L'asso nella manica del premier:
ai 115 € in più nella scuola non si arriva con l'accordo del 5 aprile.

Prodi, contratto triennale o niente.

Secondo la Ragioneria generale, il personale è cresciuto

ItaliaOggi, 23/5/2007

 

Dice che in questi giorni non è cambiato niente. 'Non c'è nulla di nuovo, sono semplicemente in attesa che i segretari delle confederazioni sindacali tornino dal loro congresso per cominciare il dialogo', ha detto ieri il premier, Romano Prodi. I segretari di Cgil, Cisl e Uil, rispettivamente Guglielmo Epifani, Raffaele Bonanni e Luigi Angeletti, si trovano a Siviglia, complice il consesso internazionale dei sindacati. Ma in questi giorni, la trattativa sul rinnovo del contratto del pubblico impiego si è svolta, e come. E Prodi ha calato il suo asso nella manica: se il governo dovesse seguire alla lettera l'accordo del 5 aprile scorso, ha argomentato, ai 101 euro di aumento al mese per i ministeriali e ai 115 euro in più per i dipendenti della scuola non ci si arriverebbe mai.
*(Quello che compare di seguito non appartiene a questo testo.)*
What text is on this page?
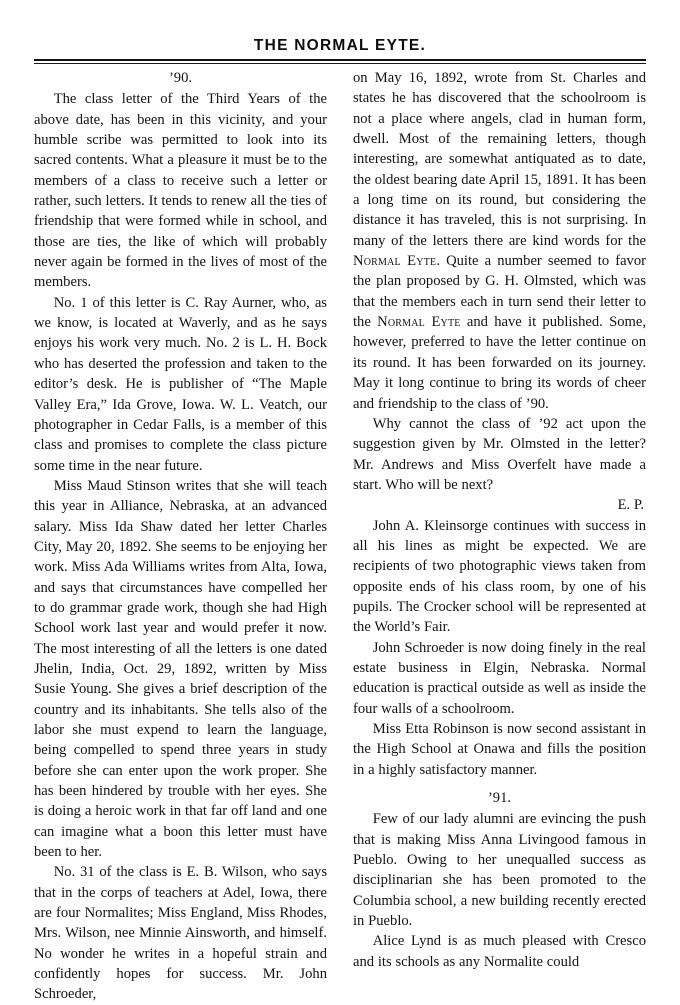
THE NORMAL EYTE.
’90.

The class letter of the Third Years of the above date, has been in this vicinity, and your humble scribe was permitted to look into its sacred contents. What a pleasure it must be to the members of a class to receive such a letter or rather, such letters. It tends to renew all the ties of friendship that were formed while in school, and those are ties, the like of which will probably never again be formed in the lives of most of the members.

No. 1 of this letter is C. Ray Aurner, who, as we know, is located at Waverly, and as he says enjoys his work very much. No. 2 is L. H. Bock who has deserted the profession and taken to the editor’s desk. He is publisher of “The Maple Valley Era,” Ida Grove, Iowa. W. L. Veatch, our photographer in Cedar Falls, is a member of this class and promises to complete the class picture some time in the near future.

Miss Maud Stinson writes that she will teach this year in Alliance, Nebraska, at an advanced salary. Miss Ida Shaw dated her letter Charles City, May 20, 1892. She seems to be enjoying her work. Miss Ada Williams writes from Alta, Iowa, and says that circumstances have compelled her to do grammar grade work, though she had High School work last year and would prefer it now. The most interesting of all the letters is one dated Jhelin, India, Oct. 29, 1892, written by Miss Susie Young. She gives a brief description of the country and its inhabitants. She tells also of the labor she must expend to learn the language, being compelled to spend three years in study before she can enter upon the work proper. She has been hindered by trouble with her eyes. She is doing a heroic work in that far off land and one can imagine what a boon this letter must have been to her.

No. 31 of the class is E. B. Wilson, who says that in the corps of teachers at Adel, Iowa, there are four Normalites; Miss England, Miss Rhodes, Mrs. Wilson, nee Minnie Ainsworth, and himself. No wonder he writes in a hopeful strain and confidently hopes for success. Mr. John Schroeder,

on May 16, 1892, wrote from St. Charles and states he has discovered that the schoolroom is not a place where angels, clad in human form, dwell. Most of the remaining letters, though interesting, are somewhat antiquated as to date, the oldest bearing date April 15, 1891. It has been a long time on its round, but considering the distance it has traveled, this is not surprising. In many of the letters there are kind words for the Normal Eyte. Quite a number seemed to favor the plan proposed by G. H. Olmsted, which was that the members each in turn send their letter to the Normal Eyte and have it published. Some, however, preferred to have the letter continue on its round. It has been forwarded on its journey. May it long continue to bring its words of cheer and friendship to the class of ’90.

Why cannot the class of ’92 act upon the suggestion given by Mr. Olmsted in the letter? Mr. Andrews and Miss Overfelt have made a start. Who will be next?

E. P.

John A. Kleinsorge continues with success in all his lines as might be expected. We are recipients of two photographic views taken from opposite ends of his class room, by one of his pupils. The Crocker school will be represented at the World’s Fair.

John Schroeder is now doing finely in the real estate business in Elgin, Nebraska. Normal education is practical outside as well as inside the four walls of a schoolroom.

Miss Etta Robinson is now second assistant in the High School at Onawa and fills the position in a highly satisfactory manner.

’91.

Few of our lady alumni are evincing the push that is making Miss Anna Livingood famous in Pueblo. Owing to her unequalled success as disciplinarian she has been promoted to the Columbia school, a new building recently erected in Pueblo.

Alice Lynd is as much pleased with Cresco and its schools as any Normalite could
Perché il numero dei dipendenti, conto che quella intesa richiama, non solo non è calato, ma per la scuola è addirittura cresciuto, secondo quanto emergerebbe dalle prime stime della Ragioneria generale dello stato. Ed ecco dunque la proposta che probabilmente giovedì, al rientro dei tre segretari, sarà ufficializzata: contratti rinnovati come promesso, il che vuol dire uno stanziamento nella prossima Finanziaria per 608 milioni, in aggiunta ai 3,7 miliardi già previsti; e il tesoretto non si intacca. Dal 2008, però, il contratto del pubblico impiego dovrà essere articolato su tre anni. Prodi, e il suo fedelissimo, Enrico Letta, sono ripartiti dunque proprio dall'accordo sottoscritto il 5 aprile scorso con i sindacati per sbrogliare la matassa. Perché legare i maggiori aumenti (9 euro in più rispetto a quanto consentirebbe di pagare la Finanziaria 2007) al numero dei dipendenti in servizio, è stato un errore. Per i ministeri, per esempio, il calo dei dipendenti sarebbe stato di poco meno di 3 mila unità e non di 10 mila, come invece nella notte del 4 aprile sindacati e ministero dell'economia avevano conteggiato. Ergo, l'accordo dovesse essere seguito alla lettera, ai ministeriali finirebbero in tasca 2 euro in più rispetto ai 92. E non 9. Peggio ancora per la scuola, dove il numero dei dipendenti in servizio, complici i piani di a assunzione degli ultimi anni, non solo non è diminuito ma sarebbe addirittura cresciuti: il 3,6% nel 2005/06. Se dunque sindacati vogliono arrivare all'accordo pattuito, ragiona Prodi, dovranno addivenire a un accordo più complessivo.
Per i sindacati, del resto, il valore economico dell'accordo non si tocca, è una priorità imprescindibile. È una sorta di linea Maginot, oltre la quale c'è solo lo sciopero. La triennalizzazione del contratto potrà anche essere discussa (i contratti duravano già tre anni prima dell'accordo del '93), ma solo dopo la firma dei contratti 2006/07. 'Dopo17 mesi di scadenza, parlare di altro che del rinnovo di questo contratto non è possibile, conti sul personale non se ne fanno', attacca il segretario della Cgil scuola, Enrico Panini. 'Rivedere la durata del contratto significa anche rimettere mano ai tassi di inflazione', sottolinea il numero uno della Cisl scuola, Francesco Scrima. 'Serve un accordo limpido, i diritti dei lavoratori al contratto non sono un optional', aggiunge il segretario della Uil scuola, Massimo Di Menna. Mentre l'associazione dei giovani dirigenti attacca governo e sindacati: 'Si parla di cifre dovute e mai concretamente di prestazioni e miglioramento dei servizi, come nel 2002 e 2005 si sono distribuito risorse, ma senza ottenere in cambio nulla in termini di migliori servizi e di flessibilità nella gestione del personale', attacca il presidente Agdp, Pompeo Savarino.